My anxiety to ensure that the regulations are agreed next week prompted me to speak to many of my right hon. and hon. Friends. Some said that they are concerned about the time scale in which they have to reach a decision, and more than one of them said that they felt they were being bounced into a decision.

A very good report on stem cell research was produced by the Parliamentary Office of Science and Technology and published in June. I commend that organisation-- I have been a member of its board for several years, and my hon. Friend the Member for Norwich, North (Dr. Gibson) is its chair and performs his duties very ably. That report was an early indication that today we were likely to have an important debate. The report gave those Members of Parliament without scientific knowledge an understanding of the background research and possibilities.

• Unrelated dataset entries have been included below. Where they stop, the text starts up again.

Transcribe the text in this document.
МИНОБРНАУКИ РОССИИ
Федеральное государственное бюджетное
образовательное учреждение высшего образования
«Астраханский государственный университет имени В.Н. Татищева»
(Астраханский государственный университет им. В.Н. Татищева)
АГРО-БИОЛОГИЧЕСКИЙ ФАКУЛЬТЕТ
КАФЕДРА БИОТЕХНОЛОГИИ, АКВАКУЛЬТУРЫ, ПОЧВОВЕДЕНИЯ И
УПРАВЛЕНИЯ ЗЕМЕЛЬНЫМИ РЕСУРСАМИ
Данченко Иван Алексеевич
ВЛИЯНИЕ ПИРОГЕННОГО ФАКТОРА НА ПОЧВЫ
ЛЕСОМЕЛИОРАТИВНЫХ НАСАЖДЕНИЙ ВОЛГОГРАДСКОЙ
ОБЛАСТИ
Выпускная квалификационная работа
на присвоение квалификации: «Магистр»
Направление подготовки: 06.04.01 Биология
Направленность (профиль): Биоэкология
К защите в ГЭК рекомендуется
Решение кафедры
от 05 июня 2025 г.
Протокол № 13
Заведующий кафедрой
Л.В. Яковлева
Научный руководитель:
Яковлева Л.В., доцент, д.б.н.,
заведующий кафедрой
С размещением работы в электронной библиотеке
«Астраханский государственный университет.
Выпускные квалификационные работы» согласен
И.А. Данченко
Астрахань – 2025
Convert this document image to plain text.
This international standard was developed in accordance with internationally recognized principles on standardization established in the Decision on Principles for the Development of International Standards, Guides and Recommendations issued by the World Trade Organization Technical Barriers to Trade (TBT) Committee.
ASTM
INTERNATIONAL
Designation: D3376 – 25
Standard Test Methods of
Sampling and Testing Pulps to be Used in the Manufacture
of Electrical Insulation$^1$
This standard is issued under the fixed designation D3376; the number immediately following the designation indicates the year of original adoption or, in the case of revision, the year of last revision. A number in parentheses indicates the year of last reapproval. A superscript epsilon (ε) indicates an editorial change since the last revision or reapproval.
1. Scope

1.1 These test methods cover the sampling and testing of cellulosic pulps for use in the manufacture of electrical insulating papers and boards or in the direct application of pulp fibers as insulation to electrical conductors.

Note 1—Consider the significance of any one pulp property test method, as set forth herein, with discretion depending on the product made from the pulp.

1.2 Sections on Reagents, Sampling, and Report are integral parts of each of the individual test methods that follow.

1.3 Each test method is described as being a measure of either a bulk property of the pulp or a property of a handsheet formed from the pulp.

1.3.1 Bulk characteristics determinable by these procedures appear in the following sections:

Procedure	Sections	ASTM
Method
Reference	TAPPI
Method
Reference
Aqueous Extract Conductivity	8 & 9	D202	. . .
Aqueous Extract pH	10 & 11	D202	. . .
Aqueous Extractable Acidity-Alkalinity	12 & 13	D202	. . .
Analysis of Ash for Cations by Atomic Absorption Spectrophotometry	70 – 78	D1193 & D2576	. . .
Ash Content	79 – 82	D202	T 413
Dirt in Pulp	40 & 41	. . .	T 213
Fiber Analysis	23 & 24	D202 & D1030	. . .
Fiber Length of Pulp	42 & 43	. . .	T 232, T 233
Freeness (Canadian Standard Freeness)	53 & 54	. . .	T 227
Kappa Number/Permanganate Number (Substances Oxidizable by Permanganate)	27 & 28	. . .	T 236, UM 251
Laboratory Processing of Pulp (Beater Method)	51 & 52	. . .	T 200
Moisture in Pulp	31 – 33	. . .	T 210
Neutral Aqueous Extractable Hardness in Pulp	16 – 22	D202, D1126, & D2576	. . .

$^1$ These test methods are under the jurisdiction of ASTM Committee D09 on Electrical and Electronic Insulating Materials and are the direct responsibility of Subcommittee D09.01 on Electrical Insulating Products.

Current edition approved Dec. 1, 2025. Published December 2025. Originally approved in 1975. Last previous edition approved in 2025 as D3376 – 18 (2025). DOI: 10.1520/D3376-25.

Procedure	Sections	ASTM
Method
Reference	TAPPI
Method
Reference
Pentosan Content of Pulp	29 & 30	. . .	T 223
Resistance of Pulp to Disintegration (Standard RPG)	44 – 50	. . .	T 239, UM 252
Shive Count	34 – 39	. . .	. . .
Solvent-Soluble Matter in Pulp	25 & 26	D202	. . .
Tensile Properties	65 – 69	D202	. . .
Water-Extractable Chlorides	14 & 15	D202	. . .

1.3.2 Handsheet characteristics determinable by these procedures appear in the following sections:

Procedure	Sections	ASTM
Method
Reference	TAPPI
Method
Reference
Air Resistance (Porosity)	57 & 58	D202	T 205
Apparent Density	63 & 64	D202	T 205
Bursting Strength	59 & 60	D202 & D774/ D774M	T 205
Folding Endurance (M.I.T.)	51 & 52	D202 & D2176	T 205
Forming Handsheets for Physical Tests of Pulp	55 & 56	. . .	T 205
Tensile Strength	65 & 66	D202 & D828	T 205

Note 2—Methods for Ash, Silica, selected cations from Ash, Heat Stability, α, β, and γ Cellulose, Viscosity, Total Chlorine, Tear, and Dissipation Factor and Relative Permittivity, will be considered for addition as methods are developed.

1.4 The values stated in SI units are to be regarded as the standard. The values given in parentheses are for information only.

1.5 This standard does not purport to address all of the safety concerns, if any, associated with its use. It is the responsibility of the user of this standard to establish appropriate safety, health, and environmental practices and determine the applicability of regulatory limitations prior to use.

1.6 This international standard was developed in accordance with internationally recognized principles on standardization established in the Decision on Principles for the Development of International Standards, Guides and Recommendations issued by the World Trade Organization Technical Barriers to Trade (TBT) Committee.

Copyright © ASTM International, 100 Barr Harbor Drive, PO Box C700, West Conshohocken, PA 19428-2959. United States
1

Although the Donaldson report was published on 17 August, it was preceded by weeks of press speculation about its contents--it was the subject of intense press reporting. I know that many hon. Members are away on holiday in August. However, when the House returned, we had a further debate. The hon. Member for Oxford, West and Abingdon (Dr. Harris) introduced a ten-minute Bill on 31 October. I was one of the sponsors of that Bill. On reflection, rather than introducing that Bill, it would have been better to have an Adjournment debate of one and a half hours. That would have given right hon. and hon. Members time to reflect on the matter without having to decide which way to vote. Of course, hindsight is a wonderful thing.